By YOURI KEMP
Tribune Business Reporter
A Cabinet minister yesterday said the Government is “open to suggestions” from the private sector on tariff cuts that could be incorporated in the upcoming 2022-2023 Budget as a means to ease the impact of surging inflation.
Senator Michael Halkitis, minister of economic affairs, described this as normal Budget planning where the Government receives numerous proposals from the business community and others.
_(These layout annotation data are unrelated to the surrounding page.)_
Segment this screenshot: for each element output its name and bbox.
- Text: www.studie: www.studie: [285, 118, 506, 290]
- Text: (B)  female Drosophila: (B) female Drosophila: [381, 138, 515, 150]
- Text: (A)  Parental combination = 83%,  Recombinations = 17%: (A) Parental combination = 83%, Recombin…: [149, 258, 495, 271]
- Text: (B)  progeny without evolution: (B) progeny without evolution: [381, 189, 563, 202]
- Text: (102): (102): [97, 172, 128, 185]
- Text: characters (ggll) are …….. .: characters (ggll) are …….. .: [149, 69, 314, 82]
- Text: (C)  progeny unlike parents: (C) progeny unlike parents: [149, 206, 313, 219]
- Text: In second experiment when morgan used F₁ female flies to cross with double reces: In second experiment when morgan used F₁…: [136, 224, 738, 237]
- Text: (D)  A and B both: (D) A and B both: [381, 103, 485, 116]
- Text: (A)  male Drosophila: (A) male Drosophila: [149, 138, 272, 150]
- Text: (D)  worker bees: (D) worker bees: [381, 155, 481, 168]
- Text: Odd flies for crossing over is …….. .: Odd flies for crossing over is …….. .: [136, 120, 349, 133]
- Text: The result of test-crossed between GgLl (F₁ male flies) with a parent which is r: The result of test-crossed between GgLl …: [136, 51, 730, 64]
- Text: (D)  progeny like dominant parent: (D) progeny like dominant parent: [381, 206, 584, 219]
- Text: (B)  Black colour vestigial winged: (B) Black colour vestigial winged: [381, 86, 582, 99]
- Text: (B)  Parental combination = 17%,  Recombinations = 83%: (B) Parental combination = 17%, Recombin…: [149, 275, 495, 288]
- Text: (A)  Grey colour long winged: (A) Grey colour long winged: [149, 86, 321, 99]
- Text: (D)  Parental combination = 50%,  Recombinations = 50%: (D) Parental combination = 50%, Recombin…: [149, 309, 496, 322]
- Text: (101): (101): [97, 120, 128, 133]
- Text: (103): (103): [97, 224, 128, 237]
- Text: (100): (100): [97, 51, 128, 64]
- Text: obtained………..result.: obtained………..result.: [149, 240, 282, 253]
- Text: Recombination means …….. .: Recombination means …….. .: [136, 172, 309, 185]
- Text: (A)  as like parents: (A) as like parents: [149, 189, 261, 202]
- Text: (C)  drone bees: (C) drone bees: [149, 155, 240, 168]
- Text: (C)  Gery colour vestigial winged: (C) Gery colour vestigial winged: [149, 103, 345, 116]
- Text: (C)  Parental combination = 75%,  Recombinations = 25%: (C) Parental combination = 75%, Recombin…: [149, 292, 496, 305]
It then assesses whether these fit in with its policy priorities, and if they make sense from a fiscal perspective, by Ministry of Finance officials vetting the numbers to determine the revenue and deficit impact.
“It’s just a natural part of a budget cycle,” he explained. “We’re in the middle of preparing the Budget and so we accept submissions from individuals, or businesses, about suggestions that they would like to see in terms of adjusting rates, for example, on electric cars, scooters, all the gamut.”
The Ministry of Finance then gauges the potential impact of each potential tariff cut before determining whether it can be granted. Mr Halkitis said: “The business community, they’re constantly writing to us and suggesting things, and I know some that I’ve already received somewhere.
“Again, if the rates are too high and make them non-competitive, and defeat the purpose, they would put in a submission to defend it and ask: ‘Would you consider this?’ We sit down with our budget people and our Customs people and then we make a decision. So it’s a normal part of the budget process that we do.”
Mr Halkitis said the Government will likely have to borrow less money than projected for the 2021-2022 fiscal year, with the deficit also likely to come in below forecast. With the economy reflating, and government revenues rebounding towards levels seen pre-COVID, he added that the Davis administration will need less debt financing for 2022-2023.
“For every Budget there’s what we call a borrowing resolution, which is a borrowing authorisation which authorises the Government to borrow money for the upcoming year,” Mr Halkitis said. “So, in, 2021 a resolution was passed, authorising all of the borrowing and, as you move through the year, based on your cash flow and your needs you exhaust that borrowing resolution. We don’t think that we will use all of the authorisation.
“In fact, we think we might have to borrow less than what was originally authorised. And we make all that information available as time goes on and, at the Budget time, we’ll have a new authorisation for the upcoming year, which we expect will be significantly less than last year.”
The Government borrowed a gross $1.85bn in 2020-2021 to cover its financing shortfall. The extraordinary borrowing resulted from the COVID-19-induced shutdown.